So says Robert Montgomery in Mr. & Mrs. Smith--the 1941 Hitchcock screwball comedy, not the weird Pitt/Jolie action comedy of 2005.
The woman completing this pair was Carole Lombard, after whom Frances Lillian Mary Ridste had styled herself upon arriving in Tinseltown (to my perpetual confusion half-a-century later). And like Landis, Carole Lombard died far too young, though in an airplane crash.
Behind the lens we have a young(ish) Alfred Hitchcock, shooting his only corpse-free comedy. In this case, the shallow Montgomery and the bat-sheet Lombard discover that they're not married, despite three years of great make-up sex. (For reasons that aren't exactly clear, Montgomery hides the info from his wife, and Lombard gets ticked, apparently because he wants to have his way with her even though they're not legally married.)
Lombard--who really does come across like a screwball--decides she doesn't want him back and ends up with his business partner, the bland, staid Gene Raymond.
This is really a cute movie with some good laughs that are a little too far apart to make this a really good comedy 65 years later.
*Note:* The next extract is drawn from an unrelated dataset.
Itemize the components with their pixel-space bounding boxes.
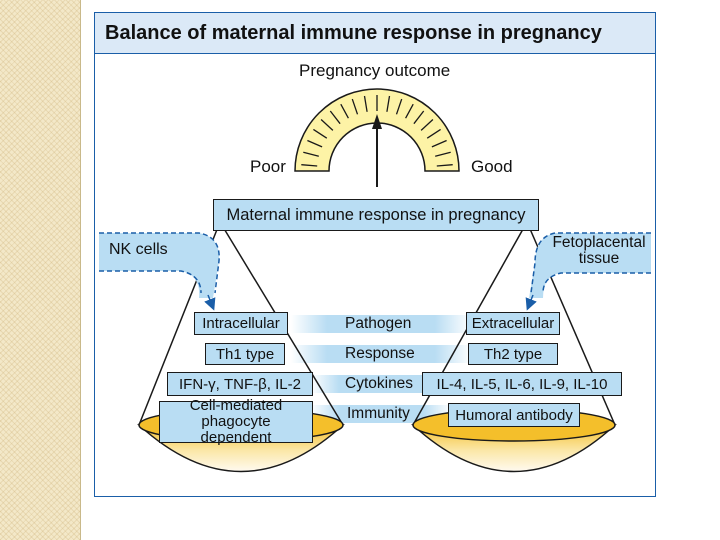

In other words, it might have been a lot funnier when released, but a lot of the sexual innuendo is nearly imperceptible to our coarsened sensibilities. Still, we all laughed at points, even The Boy.
I liked the early scene where they're having dinner at a place that has become a dive in the three years since they've been there and Montgomery is trying to get a cat (that's sitting on the table!) to test the soup to see if it's safe to eat. (Hence the quote.)
And since it's been a while...some breasts!
Lombard is of course pre-pointy-breast era. She's the right age to be a flapper but I don't think she did the flapper thing in the movies.
Had she lived, though, I'm sure we'd have seen her in a torpedo-shaped brassiere alongside of the other greats of the '50s.